Overview

Reading

Jurafsky and Martin (2023, Ch. 2.1) on regular expressions.

In the last submodule, we defined the set of strings on an alphabet \(\Sigma\) as:

\[\Sigma^* = \bigcup_{i=0}^\infty \Sigma^i\]

We then defined a language \(L\) on \(\Sigma\) to be some (possibly improper) subset of the set of strings:

\[L \subseteq \Sigma^*\]

The set of all languages on \(\Sigma\) is thus the powerset \(2^{\Sigma^*}\) of the set of strings \(\Sigma^*\).

In this submodule, we’re going to discuss one way that we can compactly describe (a subset of) the languages in \(2^{\Sigma^*}\): regular expressions.

Regular expressions are foundational both from an applied and from a scientific perspective. From an applied perspective, they allow us to effectively query and modify text in a compact programmatic way.

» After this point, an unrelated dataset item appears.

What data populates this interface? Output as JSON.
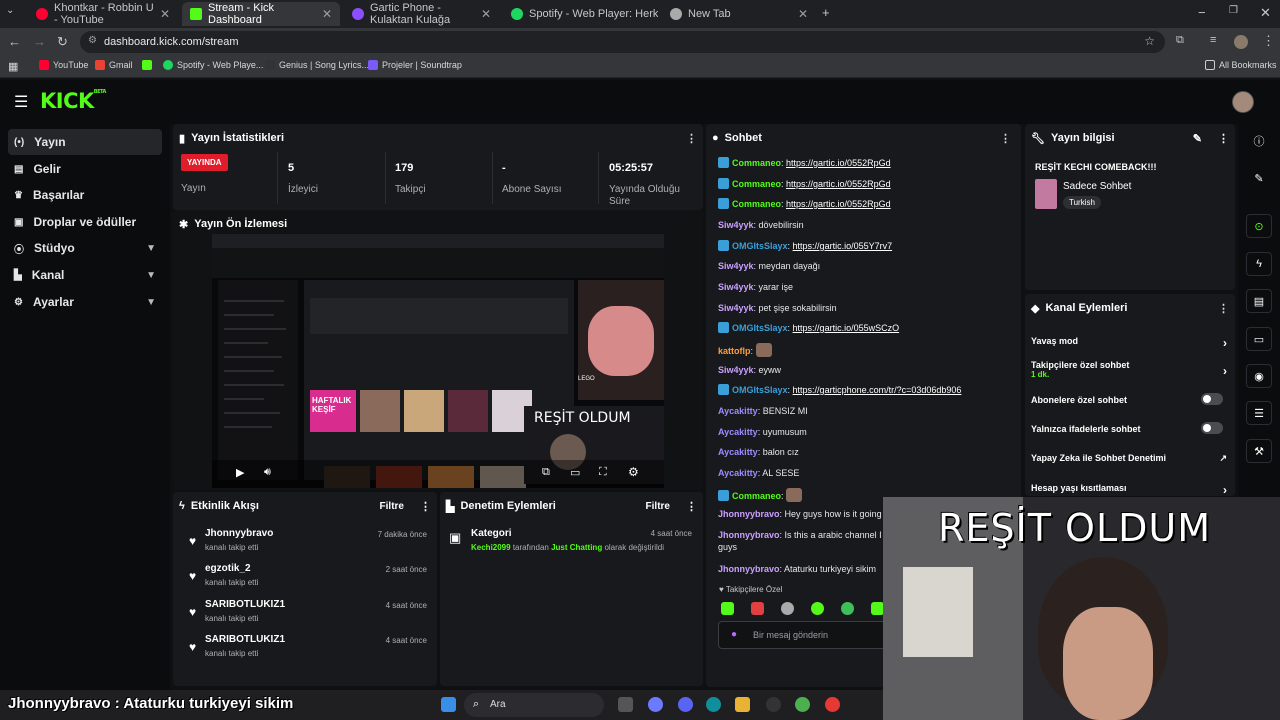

From a scientific perspective, they provide a way of stating phonological grammars in an efficient way.

We’ll first cover their formal definition. This formal definition will constitute our first example of a grammar. We’ll then see how this formal definition relates to applications of regular expressions for querying and modifying text.

References

Jurafsky, Daniel, and James H. Martin. 2023. Speech and Language Processing.